We suck at internalizing Culture.
We have rely on conscious observation and analysis to try to catch up with what is tacit second nature to those around us.
We end up with rigid rules where flexibility is needed or flexibility where it is "supposed to be" unthinkable.  
We are moving through a parallel universe in which everything is happening at different volumes, different textures, different speeds, and some things aren't happening at all.
Our body language, posture, expressions, the very lines on our faces are formed from hundreds of thousands of daily physical responses that those around us don't need.
Our train of thought is a wooden roller coaster submarine monorail trolley, it does not use the standard tracks.  We may have full comprehension and verbal skills and still be unable to follow a conventional explanation or provide an explanation others can follow.
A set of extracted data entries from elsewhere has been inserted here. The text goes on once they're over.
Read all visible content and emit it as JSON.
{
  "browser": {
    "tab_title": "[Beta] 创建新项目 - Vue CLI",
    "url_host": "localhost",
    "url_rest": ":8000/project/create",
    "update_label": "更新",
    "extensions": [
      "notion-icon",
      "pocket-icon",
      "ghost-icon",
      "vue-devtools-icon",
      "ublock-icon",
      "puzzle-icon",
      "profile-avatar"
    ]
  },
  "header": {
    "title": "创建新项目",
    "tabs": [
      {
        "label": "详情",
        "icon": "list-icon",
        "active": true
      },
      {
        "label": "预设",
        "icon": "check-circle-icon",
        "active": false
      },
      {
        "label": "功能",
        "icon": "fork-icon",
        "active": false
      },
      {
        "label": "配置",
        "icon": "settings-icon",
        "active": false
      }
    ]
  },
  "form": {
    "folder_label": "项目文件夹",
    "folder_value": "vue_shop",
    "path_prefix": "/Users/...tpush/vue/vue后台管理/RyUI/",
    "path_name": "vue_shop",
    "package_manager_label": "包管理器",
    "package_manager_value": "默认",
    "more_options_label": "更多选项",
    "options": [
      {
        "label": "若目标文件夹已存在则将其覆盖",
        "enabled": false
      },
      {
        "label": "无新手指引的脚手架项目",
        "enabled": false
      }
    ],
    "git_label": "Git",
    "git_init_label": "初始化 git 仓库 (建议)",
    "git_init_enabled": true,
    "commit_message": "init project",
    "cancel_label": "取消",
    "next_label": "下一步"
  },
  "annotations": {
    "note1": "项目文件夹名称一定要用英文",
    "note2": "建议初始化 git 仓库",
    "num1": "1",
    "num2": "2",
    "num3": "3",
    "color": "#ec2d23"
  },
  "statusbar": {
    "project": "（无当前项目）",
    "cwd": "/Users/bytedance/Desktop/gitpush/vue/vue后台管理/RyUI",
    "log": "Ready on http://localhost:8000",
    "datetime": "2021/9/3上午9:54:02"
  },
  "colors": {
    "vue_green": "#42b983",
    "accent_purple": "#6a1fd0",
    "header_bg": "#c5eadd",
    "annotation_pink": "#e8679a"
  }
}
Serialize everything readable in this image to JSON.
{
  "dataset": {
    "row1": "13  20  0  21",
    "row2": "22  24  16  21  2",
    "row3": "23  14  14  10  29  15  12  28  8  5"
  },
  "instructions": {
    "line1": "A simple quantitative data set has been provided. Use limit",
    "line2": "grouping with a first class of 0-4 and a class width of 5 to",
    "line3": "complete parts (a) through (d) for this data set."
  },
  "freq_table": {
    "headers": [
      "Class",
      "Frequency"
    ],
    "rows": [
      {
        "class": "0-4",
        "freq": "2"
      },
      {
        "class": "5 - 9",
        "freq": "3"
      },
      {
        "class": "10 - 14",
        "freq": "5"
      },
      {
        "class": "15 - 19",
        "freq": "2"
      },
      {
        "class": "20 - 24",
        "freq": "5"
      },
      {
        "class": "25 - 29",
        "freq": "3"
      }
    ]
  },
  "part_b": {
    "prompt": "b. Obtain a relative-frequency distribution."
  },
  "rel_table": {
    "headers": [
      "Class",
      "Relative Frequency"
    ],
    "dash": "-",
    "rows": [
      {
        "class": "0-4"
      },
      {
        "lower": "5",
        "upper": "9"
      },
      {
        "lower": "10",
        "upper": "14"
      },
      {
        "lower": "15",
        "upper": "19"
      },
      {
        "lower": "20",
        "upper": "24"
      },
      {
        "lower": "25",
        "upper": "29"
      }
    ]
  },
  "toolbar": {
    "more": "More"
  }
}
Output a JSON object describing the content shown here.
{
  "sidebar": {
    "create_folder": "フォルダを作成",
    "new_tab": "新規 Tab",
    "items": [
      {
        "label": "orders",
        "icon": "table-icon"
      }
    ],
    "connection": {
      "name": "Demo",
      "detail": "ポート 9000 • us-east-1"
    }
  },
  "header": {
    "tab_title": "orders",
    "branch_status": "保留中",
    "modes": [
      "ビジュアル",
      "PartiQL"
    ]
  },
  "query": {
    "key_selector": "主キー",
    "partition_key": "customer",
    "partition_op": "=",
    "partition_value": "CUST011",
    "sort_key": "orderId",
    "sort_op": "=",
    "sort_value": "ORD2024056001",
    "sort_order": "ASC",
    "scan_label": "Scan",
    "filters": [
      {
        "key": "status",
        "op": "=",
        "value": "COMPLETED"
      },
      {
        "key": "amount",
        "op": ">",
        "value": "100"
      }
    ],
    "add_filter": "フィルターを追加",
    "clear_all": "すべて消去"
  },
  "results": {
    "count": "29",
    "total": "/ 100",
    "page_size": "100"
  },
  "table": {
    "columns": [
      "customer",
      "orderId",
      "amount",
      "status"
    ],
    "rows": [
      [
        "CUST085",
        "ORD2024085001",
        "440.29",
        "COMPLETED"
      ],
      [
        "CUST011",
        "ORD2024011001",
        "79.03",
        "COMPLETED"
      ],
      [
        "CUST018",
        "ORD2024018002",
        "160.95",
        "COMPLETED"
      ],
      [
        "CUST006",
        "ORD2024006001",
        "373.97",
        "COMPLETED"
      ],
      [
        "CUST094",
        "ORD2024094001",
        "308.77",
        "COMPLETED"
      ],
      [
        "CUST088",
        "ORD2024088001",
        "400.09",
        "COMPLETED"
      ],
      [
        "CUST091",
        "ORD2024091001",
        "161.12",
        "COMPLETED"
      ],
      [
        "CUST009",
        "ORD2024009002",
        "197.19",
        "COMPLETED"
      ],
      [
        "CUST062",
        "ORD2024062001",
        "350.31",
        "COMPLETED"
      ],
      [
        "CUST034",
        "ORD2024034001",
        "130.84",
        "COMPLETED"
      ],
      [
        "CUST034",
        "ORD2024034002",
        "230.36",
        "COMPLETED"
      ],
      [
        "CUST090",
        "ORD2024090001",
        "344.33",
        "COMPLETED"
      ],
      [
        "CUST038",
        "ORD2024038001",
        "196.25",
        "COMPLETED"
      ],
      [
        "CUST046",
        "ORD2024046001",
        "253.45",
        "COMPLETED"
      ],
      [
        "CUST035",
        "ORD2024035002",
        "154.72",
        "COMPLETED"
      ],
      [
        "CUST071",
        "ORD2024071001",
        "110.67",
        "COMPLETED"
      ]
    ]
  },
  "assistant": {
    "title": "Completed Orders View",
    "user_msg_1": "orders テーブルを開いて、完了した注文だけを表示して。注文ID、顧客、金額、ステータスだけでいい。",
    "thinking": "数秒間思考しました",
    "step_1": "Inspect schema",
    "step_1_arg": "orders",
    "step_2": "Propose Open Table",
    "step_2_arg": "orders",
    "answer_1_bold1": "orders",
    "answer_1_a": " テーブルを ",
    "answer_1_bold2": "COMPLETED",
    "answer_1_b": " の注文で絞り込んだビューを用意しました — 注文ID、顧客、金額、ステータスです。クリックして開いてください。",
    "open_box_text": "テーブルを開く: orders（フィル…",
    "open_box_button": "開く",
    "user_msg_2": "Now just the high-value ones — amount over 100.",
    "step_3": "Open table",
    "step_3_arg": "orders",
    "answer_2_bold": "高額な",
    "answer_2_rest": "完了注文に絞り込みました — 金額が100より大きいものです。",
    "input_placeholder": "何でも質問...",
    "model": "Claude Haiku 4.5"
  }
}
The fact that we relate differently to these *three overlapping areas*-- 
social constructions, sensory environment, and cognitive navigation
IS our common ground.  
Not our wildly diverse symptoms, diagnoses, levels of functionality. attitudes, or coping tools, but the fact that we "don't fit."  We are "out of sync."  There's "something off" about us.  We don't "read right."  We come from the Uncanny Valley and the Neuro-typical (Neuro-normative, Neuro-privileged) frequently compare what is normal for us to the actions and attitudes of critters or robots.
And because of this, those of us neurodiverse from birth grew up as the natural targets of bullies of every kind, and age, and we *always* bear the additional complications of trauma and shame.
And those of us neurodiverse from brain injury *always* bear the additional complications of grief and humiliation. 

That is what it is to be Neurodiverse.